You've heard the doom and gloom. Retail is dying. Malls are ghost towns. Your favorite store has filed for bankruptcy again (yes, again). But hold on - because while some brands are quietly packing up their shelves, a couple of very recognizable names are doing the exact opposite.

According to a new report on retail market dynamics from real estate services company JLL, Dollar Tree and Starbucks are leading a surprising wave of new store openings in 2026. Dollar Tree is opening a whopping 400 new locations. Starbucks is adding 175. That's not a typo. That's hundreds of new places to buy $1.25 dish soap and overpriced oat milk lattes, and honestly? We're here for it.

So what's actually going on?

The JLL report points to restaurants and discount dollar stores as the clear frontrunners in the current retail expansion race. And if you think about it for about half a second, it makes perfect sense. When people are stressed about money, they either want a bargain or a treat. Dollar Tree gives you the bargain. Starbucks gives you the treat you tell yourself you deserve even though you just bought bargain dish soap.

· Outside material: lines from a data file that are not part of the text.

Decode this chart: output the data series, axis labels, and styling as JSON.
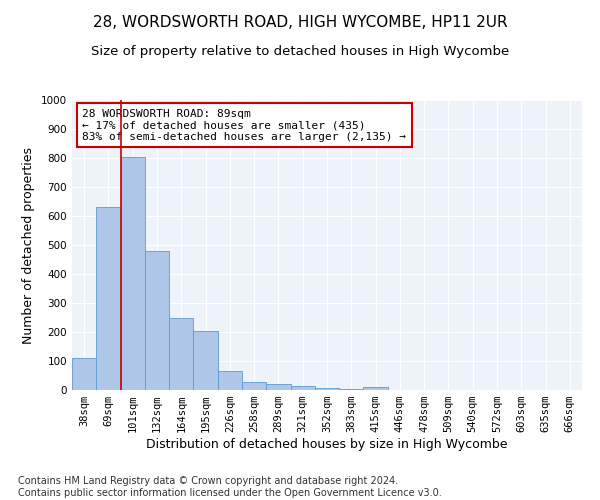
{
  "title_line1": "28, WORDSWORTH ROAD, HIGH WYCOMBE, HP11 2UR",
  "title_line2": "Size of property relative to detached houses in High Wycombe",
  "xlabel": "Distribution of detached houses by size in High Wycombe",
  "ylabel": "Number of detached properties",
  "footnote": "Contains HM Land Registry data © Crown copyright and database right 2024.\nContains public sector information licensed under the Open Government Licence v3.0.",
  "categories": [
    "38sqm",
    "69sqm",
    "101sqm",
    "132sqm",
    "164sqm",
    "195sqm",
    "226sqm",
    "258sqm",
    "289sqm",
    "321sqm",
    "352sqm",
    "383sqm",
    "415sqm",
    "446sqm",
    "478sqm",
    "509sqm",
    "540sqm",
    "572sqm",
    "603sqm",
    "635sqm",
    "666sqm"
  ],
  "values": [
    110,
    630,
    805,
    480,
    250,
    205,
    65,
    28,
    22,
    13,
    8,
    5,
    10,
    0,
    0,
    0,
    0,
    0,
    0,
    0,
    0
  ],
  "bar_color": "#aec6e8",
  "bar_edge_color": "#5b9bd5",
  "red_line_x": 1.5,
  "annotation_text": "28 WORDSWORTH ROAD: 89sqm\n← 17% of detached houses are smaller (435)\n83% of semi-detached houses are larger (2,135) →",
  "annotation_box_color": "#ffffff",
  "annotation_box_edge_color": "#cc0000",
  "ylim": [
    0,
    1000
  ],
  "yticks": [
    0,
    100,
    200,
    300,
    400,
    500,
    600,
    700,
    800,
    900,
    1000
  ],
  "background_color": "#eef2f9",
  "title1_fontsize": 11,
  "title2_fontsize": 9.5,
  "axis_label_fontsize": 9,
  "tick_fontsize": 7.5,
  "annotation_fontsize": 8
}
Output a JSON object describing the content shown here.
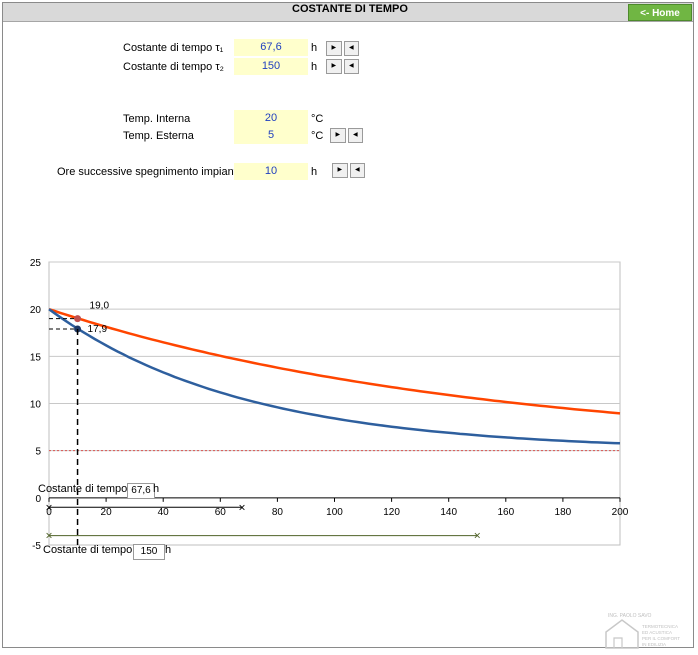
{
  "header": {
    "title": "COSTANTE DI TEMPO",
    "home_label": "<- Home"
  },
  "inputs": {
    "tau1": {
      "label": "Costante di tempo τ₁",
      "value": "67,6",
      "unit": "h"
    },
    "tau2": {
      "label": "Costante di tempo τ₂",
      "value": "150",
      "unit": "h"
    },
    "t_int": {
      "label": "Temp. Interna",
      "value": "20",
      "unit": "°C"
    },
    "t_ext": {
      "label": "Temp. Esterna",
      "value": "5",
      "unit": "°C"
    },
    "ore": {
      "label": "Ore successive spegnimento impianto",
      "value": "10",
      "unit": "h"
    }
  },
  "chart_controls": {
    "slider1_label": "Costante di tempo",
    "slider1_value": "67,6",
    "slider1_unit": "h",
    "slider2_label": "Costante di tempo",
    "slider2_value": "150",
    "slider2_unit": "h"
  },
  "logo": {
    "line1": "ING. PAOLO SAVO",
    "line2": "TERMOTECNICA",
    "line3": "ED ACUSTICA",
    "line4": "PER IL COMFORT",
    "line5": "IN EDILIZIA"
  },
  "chart_data": {
    "type": "line",
    "xlim": [
      0,
      200
    ],
    "ylim": [
      -5,
      25
    ],
    "x_ticks": [
      0,
      20,
      40,
      60,
      80,
      100,
      120,
      140,
      160,
      180,
      200
    ],
    "y_ticks": [
      25,
      20,
      15,
      10,
      5,
      0,
      -5
    ],
    "grid": true,
    "t_int": 20,
    "t_ext": 5,
    "series": [
      {
        "tau": 150,
        "color": "#ff4500"
      },
      {
        "tau": 67.6,
        "color": "#2e5f9e"
      }
    ],
    "annotations": [
      {
        "x": 10,
        "y": 19.0,
        "label": "19,0",
        "color": "#c0504d"
      },
      {
        "x": 10,
        "y": 17.9,
        "label": "17,9",
        "color": "#1f3864"
      }
    ],
    "ext_line": {
      "y": 5,
      "color": "#d9534f"
    },
    "slider_rows": [
      {
        "y": -1,
        "x_start": 0,
        "x_end": 67.6,
        "color": "#000000"
      },
      {
        "y": -4,
        "x_start": 0,
        "x_end": 150,
        "color": "#4f6228"
      }
    ]
  }
}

This is not a contradiction. This is the human condition in 2026.

But wait, the retail apocalypse isn't cancelled

Before you go celebrating the full resurrection of brick-and-mortar retail, pump the brakes a little. The same JLL report notes that closures are still very much happening in the first quarter of 2026. The retail landscape isn't bouncing back uniformly - it's bifurcating. The winners are getting bigger, and the losers are still losing.

Fast Company, which covered the report, also noted that this pattern of openings outpacing closures in specific sectors isn't entirely new. Some of this echoes trends we've seen before, where value-driven and experience-driven brands prove more resilient while the mushy middle of retail continues to struggle.

What this actually means for you

If you live in an area that's been watching storefronts go dark one by one, there's a decent chance a Dollar Tree or a Starbucks is coming to fill that void. Whether that counts as urban revitalization or a profound comment on modern consumer culture is a question we'll leave to the philosophers.

For now, the takeaway is simple: cheap stuff and caffeine are recession-proof. File that under things that are both obvious and weirdly comforting.